Workload Performance: Actionable Insights

The same telemetry that enabled efficient and reliable cluster operations also helps with the identification of performance bottlenecks, such as the following examples:

Uneven Load Balancing

Stateless microservices are designed to be horizontally scalable. In an ideal situation, all instances of a service would share the incoming load (requests per second) equally. However, in practice, another consideration for load balancing is subsetting, where we limit the pool of service instances with which a client container may connect, as most of the connections are long-lived. This may result in uneven load sharing across the instances of a service, as can be seen in a few examples shown below:

The above figures show the distribution of cores used by the instances of two different microservices, where the x-axis represents the instance identifier, and the y-axis shows the number of CPU cores used. Based on this data, service developers or SREs can tweak the subsetting configuration and achieve better load distribution, thereby reducing the tail latencies.

Container Right-Sizing

Selecting the vertical (number of CPU cores) and horizontal (number of instances) size of a service could be the topic of a detailed post by itself. That sizing needs to be adjusted and kept current with the realities of the production environment. Under-sized containers can lead to performance degradation that manifests in unexpected ways. The following graph shows the error rate of an example service over a time window. We see that once the container’s CPU quota was increased, the error rate became negligible. The reason was that when the container was under-sized, it was excessively throttled and unable to serve incoming requests in a bounded time window. The cQoS system has a cluster-wide view of all hosts and containers, and was able to quickly identify services that were excessively throttled.

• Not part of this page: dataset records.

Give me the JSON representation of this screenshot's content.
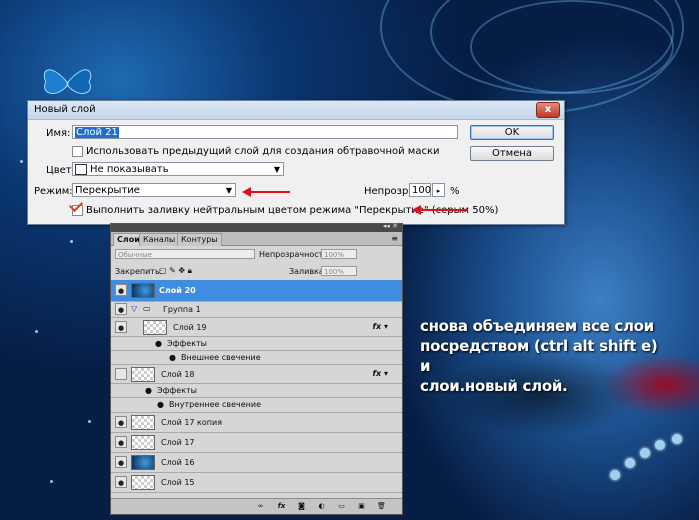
{
  "dialog": {
    "title": "Новый слой",
    "close_label": "x",
    "name_label": "Имя:",
    "name_value": "Слой 21",
    "use_previous_label": "Использовать предыдущий слой для создания обтравочной маски",
    "color_label": "Цвет:",
    "color_value": "Не показывать",
    "mode_label": "Режим:",
    "mode_value": "Перекрытие",
    "opacity_label": "Непрозр.:",
    "opacity_value": "100",
    "opacity_unit": "%",
    "fill_label": "Выполнить заливку нейтральным цветом режима \"Перекрытие\"  (серым 50%)",
    "ok_label": "OK",
    "cancel_label": "Отмена"
  },
  "panel": {
    "tabs": [
      "Слои",
      "Каналы",
      "Контуры"
    ],
    "blend_mode": "Обычные",
    "opacity_label": "Непрозрачность:",
    "opacity_value": "100%",
    "lock_label": "Закрепить:",
    "fill_label": "Заливка:",
    "fill_value": "100%",
    "layers": [
      {
        "name": "Слой 20"
      },
      {
        "name": "Группа 1"
      },
      {
        "name": "Слой 19"
      },
      {
        "name": "Эффекты"
      },
      {
        "name": "Внешнее свечение"
      },
      {
        "name": "Слой 18"
      },
      {
        "name": "Эффекты"
      },
      {
        "name": "Внутреннее свечение"
      },
      {
        "name": "Слой 17 копия"
      },
      {
        "name": "Слой 17"
      },
      {
        "name": "Слой 16"
      },
      {
        "name": "Слой 15"
      }
    ]
  },
  "caption": {
    "line1": "снова объединяем все слои",
    "line2": "посредством (ctrl alt shift e)",
    "line3": "и",
    "line4": "слои.новый слой."
  },
  "colors": {
    "arrow": "#e0111a",
    "active_layer": "#3e8de0"
  }
}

After the root cause was understood, the fix was a simple configuration change, resulting in a significant reduction to the on-call burden for the maintainers of that service.

Key Takeaways

There are several challenges to running microservices in production at large scale, and this post just scratches the surface. One of the biggest challenges at scale is to manage the cost of infrastructure on an ongoing basis. We presented a system that provides cluster-wide snapshots of resource utilization across hosts and containers. These snapshots allow the scheduler to make intelligent decisions and help achieve better utilization of the compute resources, while not compromising on the overall reliability of the platform. The solution is agnostic to whether the workloads run on the cloud or on-prem data centers. It is also agnostic to the workload orchestration system. Moreover, the same system that helps achieve infrastructure efficiency also helps with workload performance analysis.

We learned many lessons along the way. The right choice of metrics, thresholds, and sustained durations matter significantly—being too sensitive would cause the system to react too aggressively, while excessive smoothening can cause resource spikes to go undetected. Before rolling out in production, we collected and analyzed a lot of data, across several clusters and over a considerable time period. It is also important to note that in a large engineering organization with many services and teams operating independently, there are plenty of upgrades and deployments happening throughout the day. Any platform-level container-rebalancing scheme must honor the SLAs of the services. Having well-defined service tiers based on business criticality helped guide our design. The service tiers allow us to select rebalancing candidates in an order that prefers the least critical containers first. The containers belonging to the most critical services are excluded from any preemption.